Laura, Esther and Flossie are just a few of the characters that span more than 700 years of books, painting, photography and digital imagery. Each chapter is like a game of "I Spy" -- where will the girl with the book appear next?

"Girl Reading" is presented as a novel but reads like a short story collection that shares a common thread, and, like most story collections, some chapters shine while others need less time in the spotlight.

In the most engrossing chapter, "Portrait of a Lady, 1775," Ward details the relationship between two women, one dead, one alive and grieving, and the female painter who comes to finish the deceased woman's portrait. The characters' discussion of social mores, gender roles and struggles for women is unforced and powerful without sinking into cliché. In "Carte de Visite, 1864," clairvoyant twin sisters meet after a long separation and explore, together and independently, their own reasons for choosing their individual paths as a photographer and a medium.

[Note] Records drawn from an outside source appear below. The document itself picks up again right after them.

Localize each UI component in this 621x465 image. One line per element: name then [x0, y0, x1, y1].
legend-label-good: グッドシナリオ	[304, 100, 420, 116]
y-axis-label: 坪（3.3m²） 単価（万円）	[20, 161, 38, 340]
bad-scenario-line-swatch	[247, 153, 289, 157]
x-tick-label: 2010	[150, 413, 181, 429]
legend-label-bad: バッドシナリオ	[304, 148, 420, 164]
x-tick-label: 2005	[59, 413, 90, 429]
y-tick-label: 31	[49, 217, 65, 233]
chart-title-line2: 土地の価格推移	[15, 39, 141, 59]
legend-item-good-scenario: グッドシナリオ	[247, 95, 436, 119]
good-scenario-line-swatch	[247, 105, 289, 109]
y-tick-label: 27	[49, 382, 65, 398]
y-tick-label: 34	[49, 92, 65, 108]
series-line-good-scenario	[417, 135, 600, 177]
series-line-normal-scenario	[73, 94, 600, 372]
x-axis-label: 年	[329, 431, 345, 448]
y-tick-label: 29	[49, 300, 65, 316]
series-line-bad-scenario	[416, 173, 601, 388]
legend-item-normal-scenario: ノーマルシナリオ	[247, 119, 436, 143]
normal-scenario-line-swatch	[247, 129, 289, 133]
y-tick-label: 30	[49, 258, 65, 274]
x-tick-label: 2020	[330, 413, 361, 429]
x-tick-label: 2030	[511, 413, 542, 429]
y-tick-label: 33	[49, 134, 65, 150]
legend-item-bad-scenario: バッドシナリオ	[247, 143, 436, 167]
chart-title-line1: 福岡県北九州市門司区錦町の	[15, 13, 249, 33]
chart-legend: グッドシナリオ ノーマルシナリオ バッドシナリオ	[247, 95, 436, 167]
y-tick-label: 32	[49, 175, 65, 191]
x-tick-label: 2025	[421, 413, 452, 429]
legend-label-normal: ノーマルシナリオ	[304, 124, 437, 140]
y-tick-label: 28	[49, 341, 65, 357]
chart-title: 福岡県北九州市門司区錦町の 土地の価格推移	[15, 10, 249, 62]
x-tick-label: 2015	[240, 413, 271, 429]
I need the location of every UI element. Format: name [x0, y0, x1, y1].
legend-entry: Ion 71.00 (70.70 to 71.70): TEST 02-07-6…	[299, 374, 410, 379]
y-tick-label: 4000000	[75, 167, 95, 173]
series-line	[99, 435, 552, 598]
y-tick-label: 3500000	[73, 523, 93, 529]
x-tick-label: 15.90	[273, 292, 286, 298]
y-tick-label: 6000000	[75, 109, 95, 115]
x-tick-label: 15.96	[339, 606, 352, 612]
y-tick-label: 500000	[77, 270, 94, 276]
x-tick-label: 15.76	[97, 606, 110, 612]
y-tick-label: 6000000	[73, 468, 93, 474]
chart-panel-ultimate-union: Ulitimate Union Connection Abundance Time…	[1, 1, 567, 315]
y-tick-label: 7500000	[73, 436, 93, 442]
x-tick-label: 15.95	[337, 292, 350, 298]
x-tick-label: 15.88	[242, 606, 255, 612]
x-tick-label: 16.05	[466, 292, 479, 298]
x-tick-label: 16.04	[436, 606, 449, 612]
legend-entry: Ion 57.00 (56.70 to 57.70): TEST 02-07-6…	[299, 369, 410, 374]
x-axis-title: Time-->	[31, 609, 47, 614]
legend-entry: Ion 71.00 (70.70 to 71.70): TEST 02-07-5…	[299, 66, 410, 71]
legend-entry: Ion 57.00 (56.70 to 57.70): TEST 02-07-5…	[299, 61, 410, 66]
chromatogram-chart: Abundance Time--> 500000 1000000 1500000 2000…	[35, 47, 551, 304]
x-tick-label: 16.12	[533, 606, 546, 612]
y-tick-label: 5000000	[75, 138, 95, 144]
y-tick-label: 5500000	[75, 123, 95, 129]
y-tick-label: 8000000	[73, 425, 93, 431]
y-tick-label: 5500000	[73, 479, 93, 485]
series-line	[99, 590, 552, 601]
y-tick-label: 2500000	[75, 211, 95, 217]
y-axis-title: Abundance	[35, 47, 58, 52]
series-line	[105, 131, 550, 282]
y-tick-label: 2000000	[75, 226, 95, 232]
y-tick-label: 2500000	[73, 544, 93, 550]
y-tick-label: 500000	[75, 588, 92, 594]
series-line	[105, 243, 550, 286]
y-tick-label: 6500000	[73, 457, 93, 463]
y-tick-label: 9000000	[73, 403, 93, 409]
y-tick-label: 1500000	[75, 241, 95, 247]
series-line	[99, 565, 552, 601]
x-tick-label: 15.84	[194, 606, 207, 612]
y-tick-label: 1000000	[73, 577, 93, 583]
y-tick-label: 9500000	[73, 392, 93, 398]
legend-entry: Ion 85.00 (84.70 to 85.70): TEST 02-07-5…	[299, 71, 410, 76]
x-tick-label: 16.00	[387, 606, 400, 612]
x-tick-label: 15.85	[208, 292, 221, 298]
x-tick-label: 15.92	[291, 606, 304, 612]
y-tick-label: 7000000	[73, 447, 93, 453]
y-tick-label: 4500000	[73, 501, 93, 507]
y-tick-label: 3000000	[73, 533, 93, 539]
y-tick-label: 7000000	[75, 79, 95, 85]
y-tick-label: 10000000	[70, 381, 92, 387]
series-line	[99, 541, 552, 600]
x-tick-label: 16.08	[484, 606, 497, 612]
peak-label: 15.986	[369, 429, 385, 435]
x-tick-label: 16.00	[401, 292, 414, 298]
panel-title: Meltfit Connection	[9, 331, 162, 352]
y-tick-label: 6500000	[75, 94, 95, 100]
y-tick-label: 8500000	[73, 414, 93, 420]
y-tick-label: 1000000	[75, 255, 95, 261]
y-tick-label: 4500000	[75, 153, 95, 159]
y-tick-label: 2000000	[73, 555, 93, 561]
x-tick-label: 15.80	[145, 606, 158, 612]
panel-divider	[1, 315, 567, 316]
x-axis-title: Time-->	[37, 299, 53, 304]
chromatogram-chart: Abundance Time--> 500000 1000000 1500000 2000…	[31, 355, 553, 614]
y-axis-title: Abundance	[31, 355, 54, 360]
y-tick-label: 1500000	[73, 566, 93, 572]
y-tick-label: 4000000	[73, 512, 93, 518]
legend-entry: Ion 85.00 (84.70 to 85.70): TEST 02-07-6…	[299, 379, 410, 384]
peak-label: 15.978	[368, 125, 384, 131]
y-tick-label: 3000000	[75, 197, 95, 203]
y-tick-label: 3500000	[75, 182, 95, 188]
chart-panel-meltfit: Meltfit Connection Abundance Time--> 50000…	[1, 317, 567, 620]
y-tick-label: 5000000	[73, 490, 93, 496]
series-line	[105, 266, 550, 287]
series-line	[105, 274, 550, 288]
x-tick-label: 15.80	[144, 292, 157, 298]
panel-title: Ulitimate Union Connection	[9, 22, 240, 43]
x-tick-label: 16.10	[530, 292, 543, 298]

"Woman Reading, 1668" takes place in the Netherlands as a Dutch artist is inspired by, and attracted to, his deaf housemaid, Esther, leading him to expand his painting subject matter. "Reader in a Shoreditch Bar, 2008" was inspired by the "Women and Girls Reading" pool on Flickr, a photo-sharing website. The final chapter, "Sibil, 2060," is idealistically jarring as Ward takes on a vision of the future where original pieces of art are removed from the public eye and "kept safe" by the government.

The variation in writing style from chapter to chapter can be daring, but Ward tackles it with a confident hand. "Girl Reading" is less about the books that these women are holding than the circumstances that brought them to hold the book in the first place. Read in one sitting as a novel or over time as short stories, "Girl Reading" is a vivid portrait of a timeless subject.

Meganne Fabrega is a freelance writer and a member of the National Book Critics Circle.